福岡 vs 札幌

博多の森で行われた、札幌にとってアウェイの戦い。CSで観戦。

 福岡の気温が30度、北海道の気温が10度前後、その差20度。この気温差が札幌の動きを止めてしまうのか。更に、曽田選手が発熱で欠場という札幌のセンターバック2人とも欠場という状況。変わりにセンターバックが西嶋選手と西澤選手が入り、サイドはカウエ選手と池内選手が勤める。その空いたボランチに大塚選手と言う布陣となった。

 これまでこの組み合わせは無かったため連携が心配になる。気温と選手という状況を三浦監督を含めたコーチ陣がどのように試合を進めていくかが気になるところだった。

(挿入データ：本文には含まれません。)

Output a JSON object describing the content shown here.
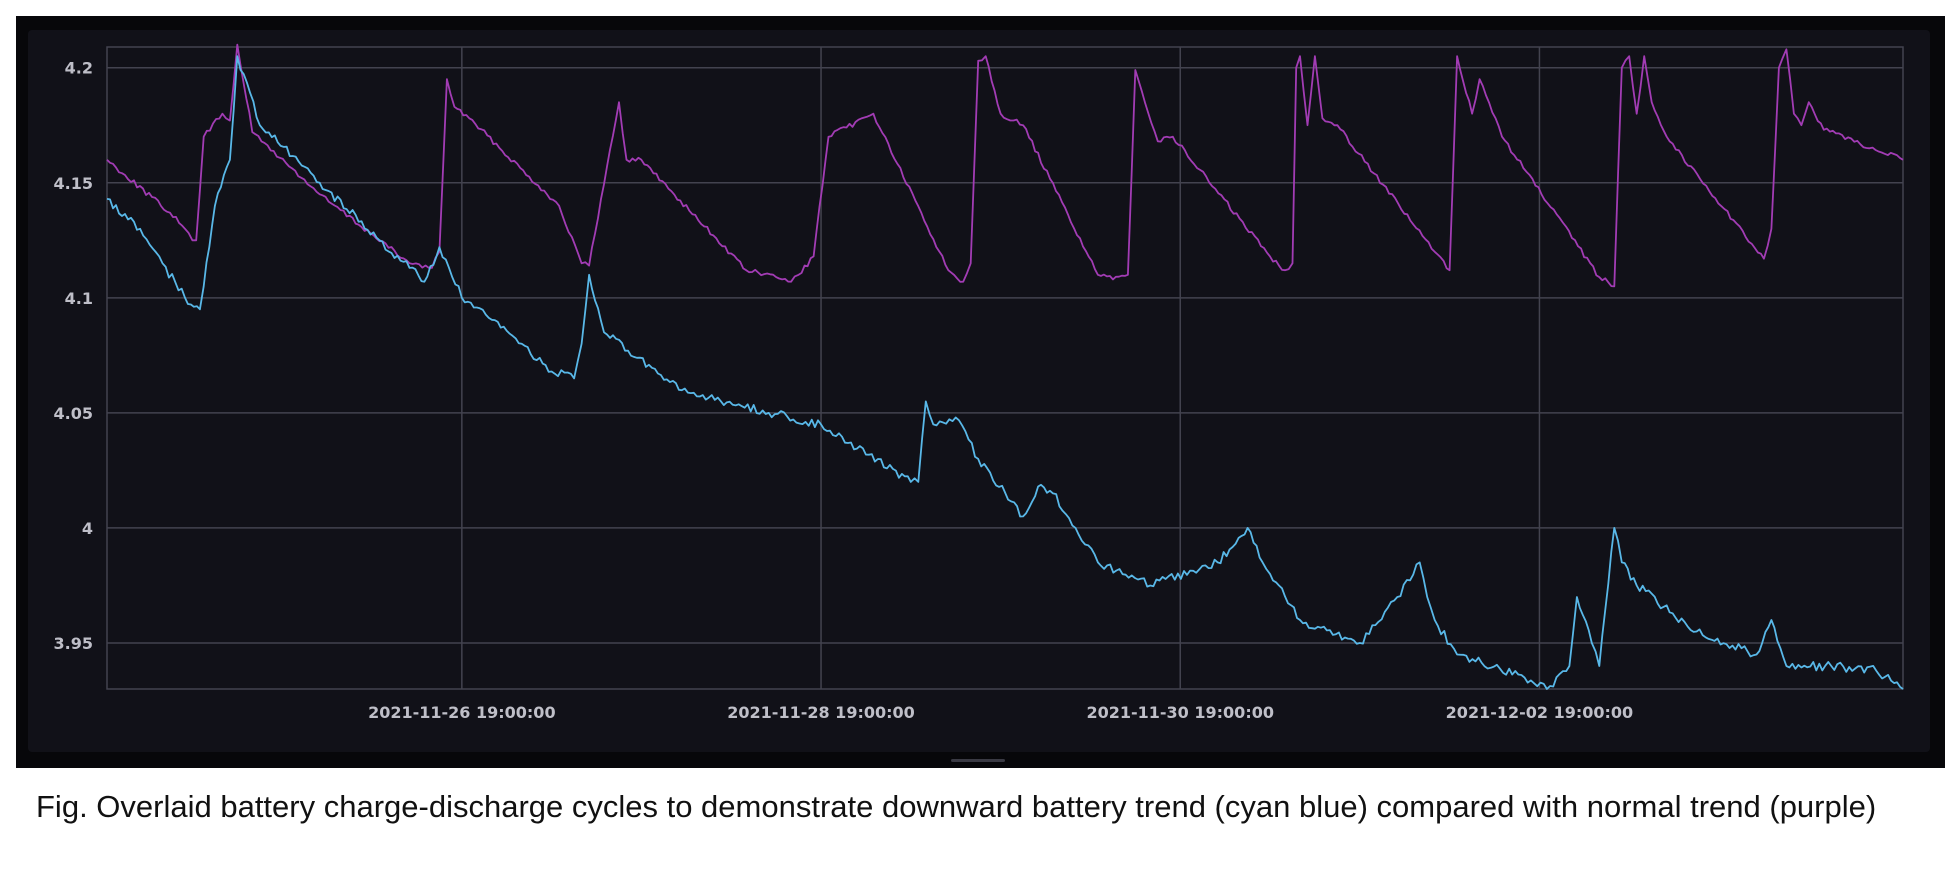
{
  "caption": "Fig. Overlaid battery charge-discharge cycles to demonstrate downward battery trend (cyan blue) compared with normal trend (purple)",
  "chart_data": {
    "type": "line",
    "title": "",
    "xlabel": "",
    "ylabel": "",
    "ylim": [
      3.93,
      4.209
    ],
    "xlim": [
      "2021-11-24 19:35:00",
      "2021-12-04 19:35:00"
    ],
    "grid": true,
    "legend": "none",
    "background": "#111118",
    "y_ticks": [
      {
        "value": 3.95,
        "label": "3.95"
      },
      {
        "value": 4.0,
        "label": "4"
      },
      {
        "value": 4.05,
        "label": "4.05"
      },
      {
        "value": 4.1,
        "label": "4.1"
      },
      {
        "value": 4.15,
        "label": "4.15"
      },
      {
        "value": 4.2,
        "label": "4.2"
      }
    ],
    "x_ticks": [
      {
        "value": "2021-11-26 19:00:00",
        "label": "2021-11-26 19:00:00"
      },
      {
        "value": "2021-11-28 19:00:00",
        "label": "2021-11-28 19:00:00"
      },
      {
        "value": "2021-11-30 19:00:00",
        "label": "2021-11-30 19:00:00"
      },
      {
        "value": "2021-12-02 19:00:00",
        "label": "2021-12-02 19:00:00"
      }
    ],
    "series": [
      {
        "color": "#a23cb4",
        "x": [
          "2021-11-24 19:35",
          "2021-11-25 04:00",
          "2021-11-25 06:00",
          "2021-11-25 07:00",
          "2021-11-25 07:30",
          "2021-11-25 08:30",
          "2021-11-25 11:00",
          "2021-11-25 12:00",
          "2021-11-25 13:00",
          "2021-11-25 15:00",
          "2021-11-26 00:00",
          "2021-11-26 12:00",
          "2021-11-26 15:00",
          "2021-11-26 16:00",
          "2021-11-26 17:00",
          "2021-11-26 18:00",
          "2021-11-26 20:00",
          "2021-11-27 08:00",
          "2021-11-27 11:00",
          "2021-11-27 12:00",
          "2021-11-27 16:00",
          "2021-11-27 17:00",
          "2021-11-27 19:00",
          "2021-11-28 09:00",
          "2021-11-28 13:00",
          "2021-11-28 15:00",
          "2021-11-28 16:00",
          "2021-11-28 18:00",
          "2021-11-28 20:00",
          "2021-11-29 02:00",
          "2021-11-29 12:00",
          "2021-11-29 14:00",
          "2021-11-29 15:00",
          "2021-11-29 16:00",
          "2021-11-29 17:00",
          "2021-11-29 19:00",
          "2021-11-29 22:00",
          "2021-11-30 08:00",
          "2021-11-30 10:00",
          "2021-11-30 12:00",
          "2021-11-30 13:00",
          "2021-11-30 16:00",
          "2021-11-30 18:00",
          "2021-12-01 07:00",
          "2021-12-01 09:00",
          "2021-12-01 10:00",
          "2021-12-01 10:30",
          "2021-12-01 11:00",
          "2021-12-01 12:00",
          "2021-12-01 13:00",
          "2021-12-01 14:00",
          "2021-12-01 16:00",
          "2021-12-02 05:00",
          "2021-12-02 07:00",
          "2021-12-02 08:00",
          "2021-12-02 10:00",
          "2021-12-02 11:00",
          "2021-12-02 14:00",
          "2021-12-03 03:00",
          "2021-12-03 05:00",
          "2021-12-03 06:00",
          "2021-12-03 07:00",
          "2021-12-03 08:00",
          "2021-12-03 09:00",
          "2021-12-03 10:00",
          "2021-12-03 12:00",
          "2021-12-04 01:00",
          "2021-12-04 02:00",
          "2021-12-04 03:00",
          "2021-12-04 04:00",
          "2021-12-04 05:00",
          "2021-12-04 06:00",
          "2021-12-04 07:00",
          "2021-12-04 09:00",
          "2021-12-04 19:35"
        ],
        "y": [
          4.16,
          4.137,
          4.13,
          4.125,
          4.125,
          4.17,
          4.18,
          4.177,
          4.21,
          4.172,
          4.145,
          4.115,
          4.113,
          4.12,
          4.195,
          4.183,
          4.178,
          4.14,
          4.115,
          4.114,
          4.185,
          4.16,
          4.16,
          4.112,
          4.109,
          4.107,
          4.11,
          4.118,
          4.17,
          4.18,
          4.112,
          4.107,
          4.115,
          4.203,
          4.205,
          4.18,
          4.175,
          4.11,
          4.108,
          4.11,
          4.199,
          4.168,
          4.17,
          4.118,
          4.112,
          4.115,
          4.2,
          4.205,
          4.175,
          4.205,
          4.178,
          4.175,
          4.12,
          4.112,
          4.205,
          4.18,
          4.195,
          4.17,
          4.109,
          4.105,
          4.2,
          4.205,
          4.18,
          4.205,
          4.185,
          4.17,
          4.117,
          4.13,
          4.2,
          4.208,
          4.18,
          4.175,
          4.185,
          4.173,
          4.16
        ]
      },
      {
        "color": "#59b8e8",
        "x": [
          "2021-11-24 19:35",
          "2021-11-25 00:00",
          "2021-11-25 03:00",
          "2021-11-25 06:00",
          "2021-11-25 08:00",
          "2021-11-25 08:30",
          "2021-11-25 10:00",
          "2021-11-25 12:00",
          "2021-11-25 13:00",
          "2021-11-25 16:00",
          "2021-11-26 00:00",
          "2021-11-26 08:00",
          "2021-11-26 12:00",
          "2021-11-26 14:00",
          "2021-11-26 16:00",
          "2021-11-26 19:00",
          "2021-11-27 03:00",
          "2021-11-27 07:00",
          "2021-11-27 10:00",
          "2021-11-27 11:00",
          "2021-11-27 12:00",
          "2021-11-27 14:00",
          "2021-11-28 00:00",
          "2021-11-28 12:00",
          "2021-11-28 19:00",
          "2021-11-29 07:00",
          "2021-11-29 08:00",
          "2021-11-29 09:00",
          "2021-11-29 10:00",
          "2021-11-29 13:00",
          "2021-11-29 16:00",
          "2021-11-29 22:00",
          "2021-11-30 00:00",
          "2021-11-30 02:00",
          "2021-11-30 05:00",
          "2021-11-30 08:00",
          "2021-11-30 15:00",
          "2021-12-01 00:00",
          "2021-12-01 04:00",
          "2021-12-01 06:00",
          "2021-12-01 07:00",
          "2021-12-01 11:00",
          "2021-12-01 19:00",
          "2021-12-02 00:00",
          "2021-12-02 03:00",
          "2021-12-02 04:00",
          "2021-12-02 05:00",
          "2021-12-02 08:00",
          "2021-12-02 17:00",
          "2021-12-02 20:00",
          "2021-12-02 23:00",
          "2021-12-03 00:00",
          "2021-12-03 02:00",
          "2021-12-03 03:00",
          "2021-12-03 05:00",
          "2021-12-03 06:00",
          "2021-12-03 08:00",
          "2021-12-03 16:00",
          "2021-12-04 00:00",
          "2021-12-04 02:00",
          "2021-12-04 04:00",
          "2021-12-04 10:00",
          "2021-12-04 16:00",
          "2021-12-04 19:35"
        ],
        "y": [
          4.143,
          4.13,
          4.115,
          4.1,
          4.095,
          4.105,
          4.14,
          4.16,
          4.205,
          4.175,
          4.15,
          4.125,
          4.113,
          4.107,
          4.122,
          4.1,
          4.08,
          4.068,
          4.065,
          4.08,
          4.11,
          4.085,
          4.06,
          4.05,
          4.045,
          4.02,
          4.02,
          4.055,
          4.045,
          4.048,
          4.03,
          4.005,
          4.018,
          4.015,
          4.0,
          3.985,
          3.975,
          3.985,
          4.0,
          3.985,
          3.98,
          3.96,
          3.95,
          3.97,
          3.985,
          3.97,
          3.96,
          3.945,
          3.935,
          3.93,
          3.94,
          3.97,
          3.95,
          3.94,
          4.0,
          3.985,
          3.975,
          3.955,
          3.945,
          3.96,
          3.94,
          3.94,
          3.938,
          3.93
        ]
      }
    ]
  }
}
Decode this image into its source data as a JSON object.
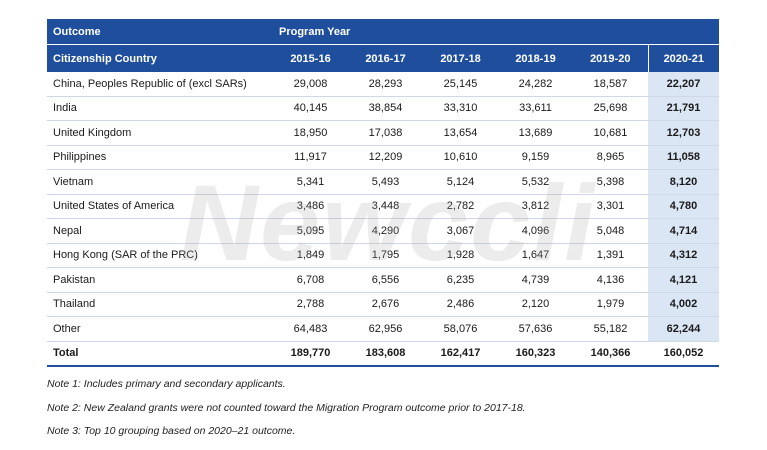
{
  "watermark": "Newccli",
  "table": {
    "header_row1": {
      "col1": "Outcome",
      "col2": "Program Year"
    },
    "header_row2": {
      "col1": "Citizenship Country",
      "years": [
        "2015-16",
        "2016-17",
        "2017-18",
        "2018-19",
        "2019-20",
        "2020-21"
      ]
    },
    "rows": [
      {
        "country": "China, Peoples Republic of (excl SARs)",
        "values": [
          "29,008",
          "28,293",
          "25,145",
          "24,282",
          "18,587",
          "22,207"
        ]
      },
      {
        "country": "India",
        "values": [
          "40,145",
          "38,854",
          "33,310",
          "33,611",
          "25,698",
          "21,791"
        ]
      },
      {
        "country": "United Kingdom",
        "values": [
          "18,950",
          "17,038",
          "13,654",
          "13,689",
          "10,681",
          "12,703"
        ]
      },
      {
        "country": "Philippines",
        "values": [
          "11,917",
          "12,209",
          "10,610",
          "9,159",
          "8,965",
          "11,058"
        ]
      },
      {
        "country": "Vietnam",
        "values": [
          "5,341",
          "5,493",
          "5,124",
          "5,532",
          "5,398",
          "8,120"
        ]
      },
      {
        "country": "United States of America",
        "values": [
          "3,486",
          "3,448",
          "2,782",
          "3,812",
          "3,301",
          "4,780"
        ]
      },
      {
        "country": "Nepal",
        "values": [
          "5,095",
          "4,290",
          "3,067",
          "4,096",
          "5,048",
          "4,714"
        ]
      },
      {
        "country": "Hong Kong (SAR of the PRC)",
        "values": [
          "1,849",
          "1,795",
          "1,928",
          "1,647",
          "1,391",
          "4,312"
        ]
      },
      {
        "country": "Pakistan",
        "values": [
          "6,708",
          "6,556",
          "6,235",
          "4,739",
          "4,136",
          "4,121"
        ]
      },
      {
        "country": "Thailand",
        "values": [
          "2,788",
          "2,676",
          "2,486",
          "2,120",
          "1,979",
          "4,002"
        ]
      },
      {
        "country": "Other",
        "values": [
          "64,483",
          "62,956",
          "58,076",
          "57,636",
          "55,182",
          "62,244"
        ]
      }
    ],
    "total": {
      "country": "Total",
      "values": [
        "189,770",
        "183,608",
        "162,417",
        "160,323",
        "140,366",
        "160,052"
      ]
    }
  },
  "notes": [
    "Note 1: Includes primary and secondary applicants.",
    "Note 2: New Zealand grants were not counted toward the Migration Program outcome prior to 2017-18.",
    "Note 3: Top 10 grouping based on 2020–21 outcome."
  ],
  "colors": {
    "header_bg": "#1f4e9c",
    "highlight_bg": "#dbe6f5",
    "row_border": "#cfd8e6"
  }
}
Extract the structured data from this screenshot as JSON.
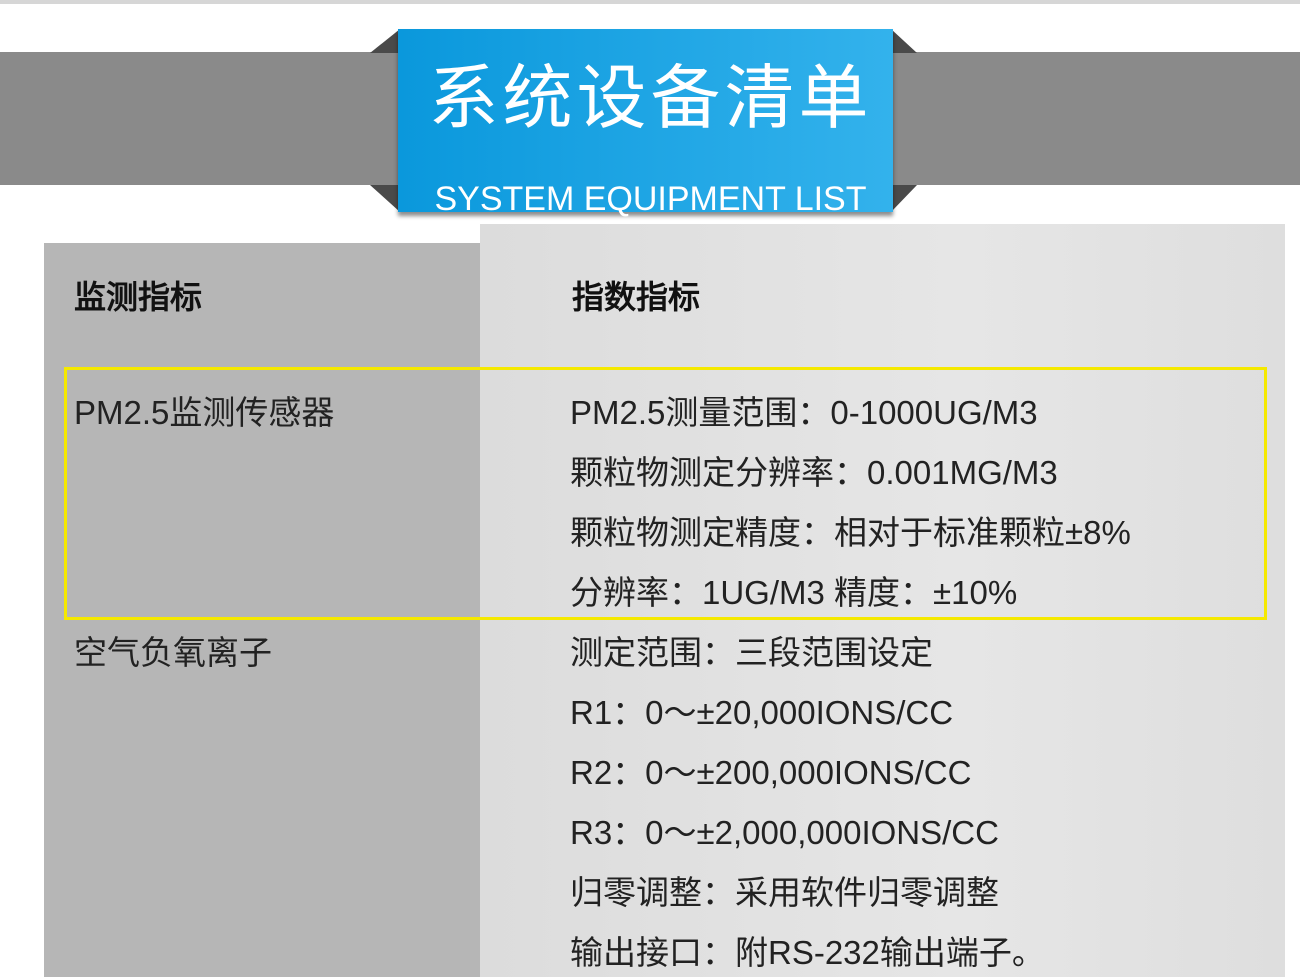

 前半の札幌は、いつものように相手の味方を見極め、前線のダヴィ選手と中山選手の頭をめがけて蹴り込むか西谷選手のサイドからの折り返しで攻め込む。
 
 暑さのためかやや動きが遅く、福岡の選手に球を奪われることも多い。そして最初のチャンスは札幌。FKからのチャンスからフリーになった池内選手のヘッドが外れる。 
 その後直ぐの福岡の素晴らしいパス交換から札幌のゴール前に運ばれ、上手くマークを外されたリンコン選手のシュートが決まり、福岡に先制される。

 その後も福岡が攻め込むが、札幌は良くしのぎ、さらに反撃を見せるがビッグチャンスを決められず。
 しかし1点リードし地元の福岡の選手が、天を仰ぎ苦しそうな顔を見せる。この暑さは福岡の選手にとっても苦痛のようだ。
 
 前半は、1-0で終了。

 後半開始早々、札幌の攻撃、ゴール前で大塚選手のシュートが相手選手に当たりそれをつめた西谷選手がシュート。これで同点。

 同点となった後は福岡の選手の足が止まり始めた。その後は、札幌のダヴィ選手の惜しいシュートの連続。見事に枠を外れるかキーパーの好守に阻まれる。ついていない。
 足の止まった福岡は、最後は引き分け狙いの交代を始める。それに対して札幌は、石井選手を入れ勝ち越しを狙う。この采配が試合を分けた事になった。
 後半、攻めあがった福岡のボールをカットした砂川選手がサイドを駆け上がる。福岡の選手は追いすがるのがやっとの状態。見事なパスが通り走りこんだ石井選手がシュート。
 1-2と札幌が逆転。このまま札幌は時間を進め試合終了。

 

 選手の質としては、決して札幌が勝っているわけではない。ゲームでの約束事が札幌の方がハッキリしていることと。走り負けない体力がある。それが、勝利の経験から更に試合運びのコツを学んでいるようである。
 普通ならレギュラーが欠け苦しい試合になるはずが、誰が変わりに入っても自分の役割が分かるようだ。それが他のチームと違うところである。

 三浦監督がまず守備から入ったのは正しかった。去年までの柳下監督の下で養った攻撃の仕組みは選手に身についているのだから、最初は守りそれが軌道に乗る事で攻撃にも力を入れやすくなる。その相乗効果が今の札幌の強さだろう。

 しかし、三浦監督の手腕を褒めないわけにはいかない。そしてそれに答える札幌の選手の能力の高さも評価に値するだろう。少なくとも今までの5段階計画が曲がりながらもあったから今の札幌がある。前社長の決断は正しかった。

 まだ、半分終わっていないうちに浮かれてしまっても不味いのだが、力はある。しかし、その力は、まだ本物ではない。この先の戦いがより一層チームを成長させるのだと思う。